Conceber a dinamicidade e a imediatez do encontro humano, por sua vez, não impede a abordagem de questões mais perenes, como a dos valores humanos, a dos rumos existenciais do homem e a das sociedades mais autênticas. Pelo contrário, esses elementos aprofundam a compreensão de tais questões ao revelar suas faces dinâmicas e autênticas. Devido à essência dinâmica do encontro humano, também a relação pedagógica comporta em si a imediatez, a disponibilidade das partes e a espontaneidade.

Segundo os estudiosos buberianos, a relação pedagógica, para Martin Buber, corresponde a um encontro dinâmico entre dois seres que não pode ser concebido a priori, uma vez que é recém-promulgado toda vez que ocorre (BANIWAL, 2014). Para abordar esse assunto no pensamento de Buber, esses estudiosos se basearam, principalmente, na autêntica relação humana, a relação Eu-Tu. O fato de eles se basearem na concepção que Buber tem de uma autêntica relação humana para refletir sobre a relação pedagógica se justifica porque o filósofo do diálogo não pensa a educação como um elemento desligado da vida humana. Em outras palavras, a vida não é um simulacro ou um ambiente seguro e virtual onde podemos testar inúmeras possibilidades existenciais. Dessa forma, como a educação é parte vital da vida do homem, a relação pedagógica também é.

De uma forma resumida, a relação humana que Buber denomina de Eu-Tu é aquela na qual os seres entram em relação um-com-o-outro de forma inteira e se fazem autenticamente presentes um-ao-outro. Por sua vez, Buber entende que o encontro autêntico entre os seres

humanos é dinâmico e demanda a imediatez (nenhuma interposição entre eles), a disponibilidade de ambos para o encontro e a espontaneidade de ambos diante das situações que possam ser vivenciadas.

Por ser pressuposto da relação Eu-Tu, a imediatez também é um pressuposto da relação pedagógica; só que, nesse caso, por ser uma relação assimétrica, a imediatez é demandada apenas da parte do educador, o que significa dizer que a relação que o educador estabelece com seus educandos deve ser uma relação imediata, de pessoa para pessoa, sem a interferência de nenhum outro elemento que não a essência de seus educandos (SANTIAGO, 2008; PARREIRA, 2010; LIMA, 2011; BOURCKHARDT, 2013).

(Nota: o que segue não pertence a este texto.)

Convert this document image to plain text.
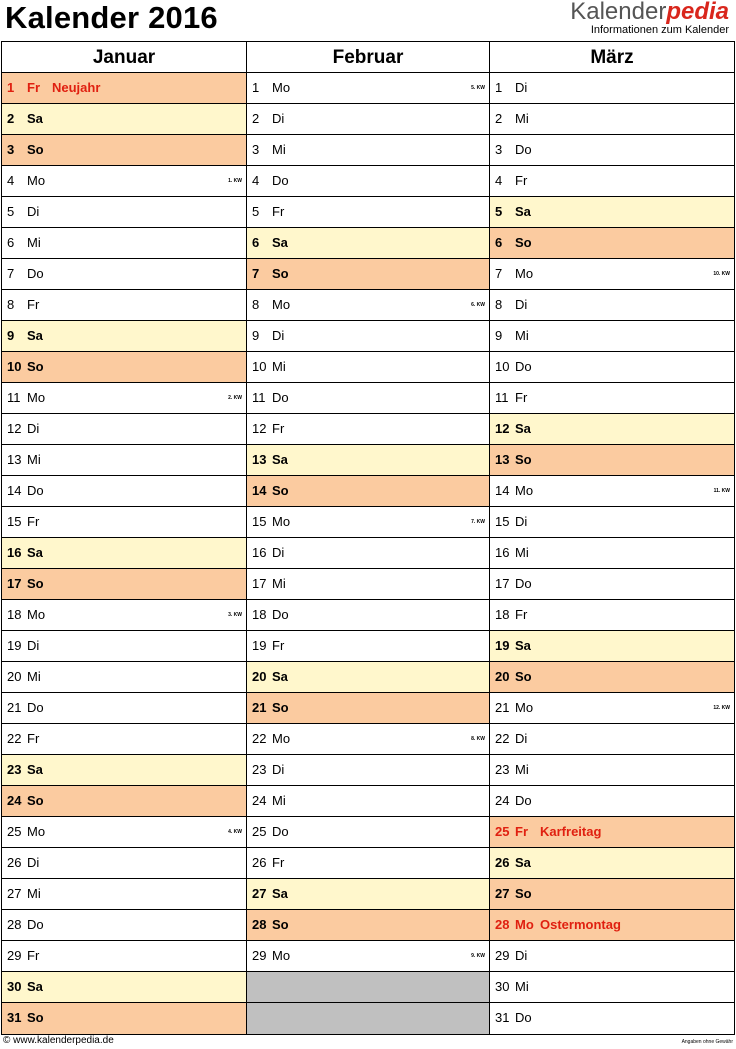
Kalender 2016	Kalenderpedia
Informationen zum Kalender
Januar
1 Fr Neujahr
2 Sa
3 So
4 Mo	1. KW
5 Di
6 Mi
7 Do
8 Fr
9 Sa
10 So
11 Mo	2. KW
12 Di
13 Mi
14 Do
15 Fr
16 Sa
17 So
18 Mo	3. KW
19 Di
20 Mi
21 Do
22 Fr
23 Sa
24 So
25 Mo	4. KW
26 Di
27 Mi
28 Do
29 Fr
30 Sa
31 So
Februar
1 Mo	5. KW
2 Di
3 Mi
4 Do
5 Fr
6 Sa
7 So
8 Mo	6. KW
9 Di
10 Mi
11 Do
12 Fr
13 Sa
14 So
15 Mo	7. KW
16 Di
17 Mi
18 Do
19 Fr
20 Sa
21 So
22 Mo	8. KW
23 Di
24 Mi
25 Do
26 Fr
27 Sa
28 So
29 Mo	9. KW
März
1 Di
2 Mi
3 Do
4 Fr
5 Sa
6 So
7 Mo	10. KW
8 Di
9 Mi
10 Do
11 Fr
12 Sa
13 So
14 Mo	11. KW
15 Di
16 Mi
17 Do
18 Fr
19 Sa
20 So
21 Mo	12. KW
22 Di
23 Mi
24 Do
25 Fr Karfreitag
26 Sa
27 So
28 Mo Ostermontag
29 Di
30 Mi
31 Do
© www.kalenderpedia.de	Angaben ohne Gewähr
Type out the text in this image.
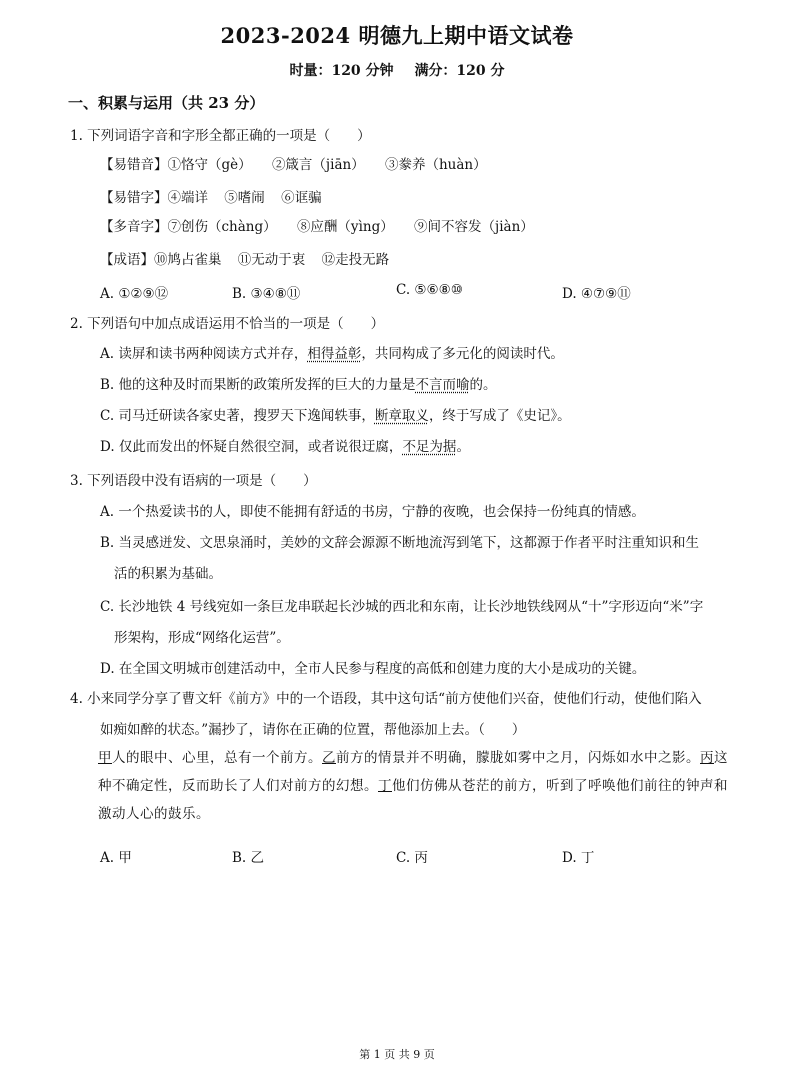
2023-2024 明德九上期中语文试卷
时量：120 分钟 满分：120 分
一、积累与运用（共 23 分）
1. 下列词语字音和字形全都正确的一项是（　　）
【易错音】①恪守（gè） ②箴言（jiān） ③豢养（huàn）
【易错字】④端详 ⑤嗜闹 ⑥诓骗
【多音字】⑦创伤（chàng） ⑧应酬（yìng） ⑨间不容发（jiàn）
【成语】⑩鸠占雀巢 ⑪无动于衷 ⑫走投无路
A. ①②⑨⑫	B. ③④⑧⑪	C. ⑤⑥⑧⑩	D. ④⑦⑨⑪
2. 下列语句中加点成语运用不恰当的一项是（　　）
A. 读屏和读书两种阅读方式并存，相得益彰，共同构成了多元化的阅读时代。
B. 他的这种及时而果断的政策所发挥的巨大的力量是不言而喻的。
C. 司马迁研读各家史著，搜罗天下逸闻轶事，断章取义，终于写成了《史记》。
D. 仅此而发出的怀疑自然很空洞，或者说很迂腐，不足为据。
3. 下列语段中没有语病的一项是（　　）
A. 一个热爱读书的人，即使不能拥有舒适的书房，宁静的夜晚，也会保持一份纯真的情感。
B. 当灵感迸发、文思泉涌时，美妙的文辞会源源不断地流泻到笔下，这都源于作者平时注重知识和生
活的积累为基础。
C. 长沙地铁 4 号线宛如一条巨龙串联起长沙城的西北和东南，让长沙地铁线网从“十”字形迈向“米”字
形架构，形成“网络化运营”。
D. 在全国文明城市创建活动中，全市人民参与程度的高低和创建力度的大小是成功的关键。
4. 小来同学分享了曹文轩《前方》中的一个语段，其中这句话“前方使他们兴奋，使他们行动，使他们陷入
如痴如醉的状态。”漏抄了，请你在正确的位置，帮他添加上去。（　　）
甲人的眼中、心里，总有一个前方。乙前方的情景并不明确，朦胧如雾中之月，闪烁如水中之影。丙这种不确定性，反而助长了人们对前方的幻想。丁他们仿佛从苍茫的前方，听到了呼唤他们前往的钟声和激动人心的鼓乐。
A. 甲	B. 乙	C. 丙	D. 丁
第 1 页 共 9 页
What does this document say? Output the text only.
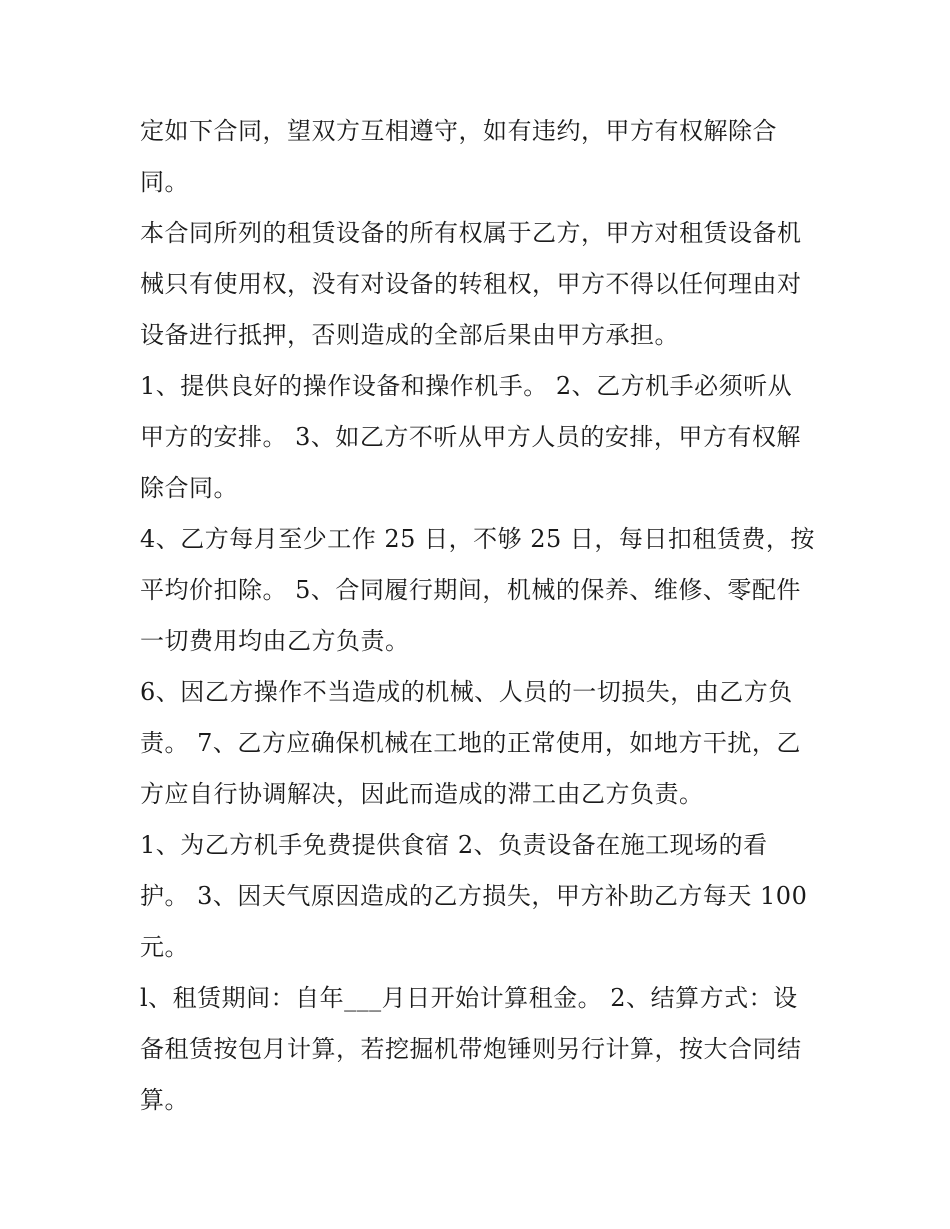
定如下合同，望双方互相遵守，如有违约，甲方有权解除合
同。
本合同所列的租赁设备的所有权属于乙方，甲方对租赁设备机
械只有使用权，没有对设备的转租权，甲方不得以任何理由对
设备进行抵押，否则造成的全部后果由甲方承担。
1、提供良好的操作设备和操作机手。 2、乙方机手必须听从
甲方的安排。 3、如乙方不听从甲方人员的安排，甲方有权解
除合同。
4、乙方每月至少工作 25 日，不够 25 日，每日扣租赁费，按
平均价扣除。 5、合同履行期间，机械的保养、维修、零配件
一切费用均由乙方负责。
6、因乙方操作不当造成的机械、人员的一切损失，由乙方负
责。 7、乙方应确保机械在工地的正常使用，如地方干扰，乙
方应自行协调解决，因此而造成的滞工由乙方负责。
1、为乙方机手免费提供食宿 2、负责设备在施工现场的看
护。 3、因天气原因造成的乙方损失，甲方补助乙方每天 100
元。
l、租赁期间：自年___月日开始计算租金。 2、结算方式：设
备租赁按包月计算，若挖掘机带炮锤则另行计算，按大合同结
算。
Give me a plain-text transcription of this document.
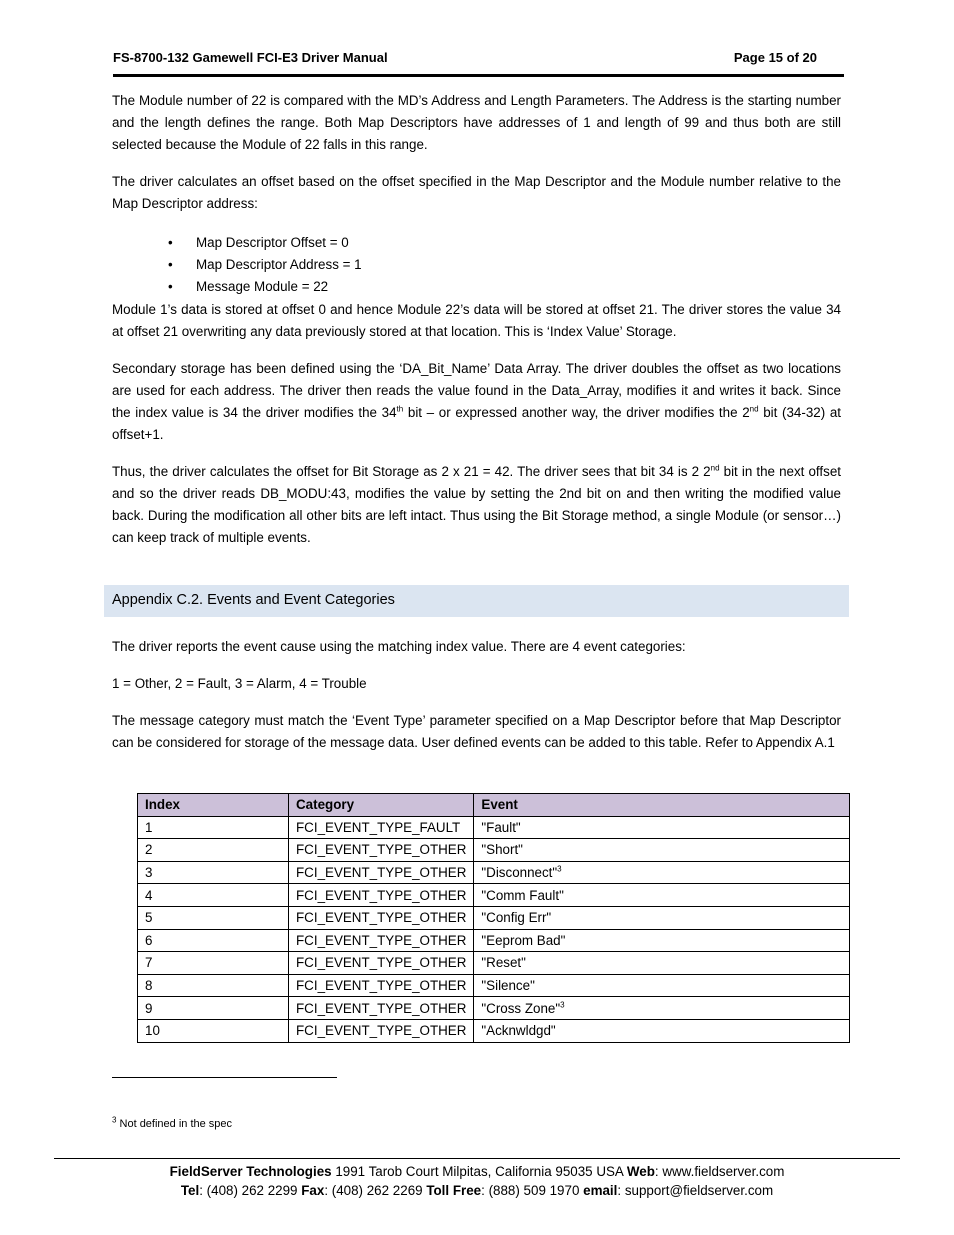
FS-8700-132 Gamewell FCI-E3 Driver Manual	Page 15 of 20
The Module number of 22 is compared with the MD’s Address and Length Parameters. The Address is the starting number and the length defines the range. Both Map Descriptors have addresses of 1 and length of 99 and thus both are still selected because the Module of 22 falls in this range.
The driver calculates an offset based on the offset specified in the Map Descriptor and the Module number relative to the Map Descriptor address:
• Map Descriptor Offset = 0
• Map Descriptor Address = 1
• Message Module = 22
Module 1’s data is stored at offset 0 and hence Module 22’s data will be stored at offset 21. The driver stores the value 34 at offset 21 overwriting any data previously stored at that location. This is ‘Index Value’ Storage.
Secondary storage has been defined using the ‘DA_Bit_Name’ Data Array. The driver doubles the offset as two locations are used for each address. The driver then reads the value found in the Data_Array, modifies it and writes it back. Since the index value is 34 the driver modifies the 34th bit – or expressed another way, the driver modifies the 2nd bit (34-32) at offset+1.
Thus, the driver calculates the offset for Bit Storage as 2 x 21 = 42. The driver sees that bit 34 is 2 2nd bit in the next offset and so the driver reads DB_MODU:43, modifies the value by setting the 2nd bit on and then writing the modified value back. During the modification all other bits are left intact. Thus using the Bit Storage method, a single Module (or sensor…) can keep track of multiple events.
Appendix C.2. Events and Event Categories
The driver reports the event cause using the matching index value. There are 4 event categories:
1 = Other, 2 = Fault, 3 = Alarm, 4 = Trouble
The message category must match the ‘Event Type’ parameter specified on a Map Descriptor before that Map Descriptor can be considered for storage of the message data. User defined events can be added to this table. Refer to Appendix A.1
Index	Category	Event
1	FCI_EVENT_TYPE_FAULT	"Fault"
2	FCI_EVENT_TYPE_OTHER	"Short"
3	FCI_EVENT_TYPE_OTHER	"Disconnect"$^3$
4	FCI_EVENT_TYPE_OTHER	"Comm Fault"
5	FCI_EVENT_TYPE_OTHER	"Config Err"
6	FCI_EVENT_TYPE_OTHER	"Eeprom Bad"
7	FCI_EVENT_TYPE_OTHER	"Reset"
8	FCI_EVENT_TYPE_OTHER	"Silence"
9	FCI_EVENT_TYPE_OTHER	"Cross Zone"$^3$
10	FCI_EVENT_TYPE_OTHER	"Acknwldgd"
$^3$ Not defined in the spec
FieldServer Technologies 1991 Tarob Court Milpitas, California 95035 USA Web: www.fieldserver.com
Tel: (408) 262 2299 Fax: (408) 262 2269 Toll Free: (888) 509 1970 email: support@fieldserver.com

Essa ação do educador – de estabelecer uma relação pessoal e imediata, na qual nada se interponha entre ele e seu educando – é, antes, uma exigência existencial que significa agir de acordo com a autenticidade do seu ser. A justificativa para tal afirmativa está no entendimento que Buber tem sobre a formação humana: pela impossibilidade de ser convertida em ensinamento, ela pressupõe a espontaneidade do educador, “a vivência concreta do educador dos referenciais considerados fundamentais ao educando, que, por expressá-los em sua própria vida, torna-os conteúdos formativos [...]” (SANTIAGO, 2008, p. 84).

Entendemos que a disponibilidade do educador em acolher as diferentes individualidades, a imediatez que deve permear a relação pedagógica e a espontaneidade que deve embasar a ação educadora compõem o caráter dinâmico dessa relação. Por isso é que os estudiosos de Buber são unânimes em defender que a ação do educador, nessa perspectiva, “é vivenciada na medida em que ele toma parte na vida do educando como pessoa, ou seja, é na espontaneidade das suas ações que ele consegue tocar a alma do outro” (SANTIAGO, 2008, p. 294).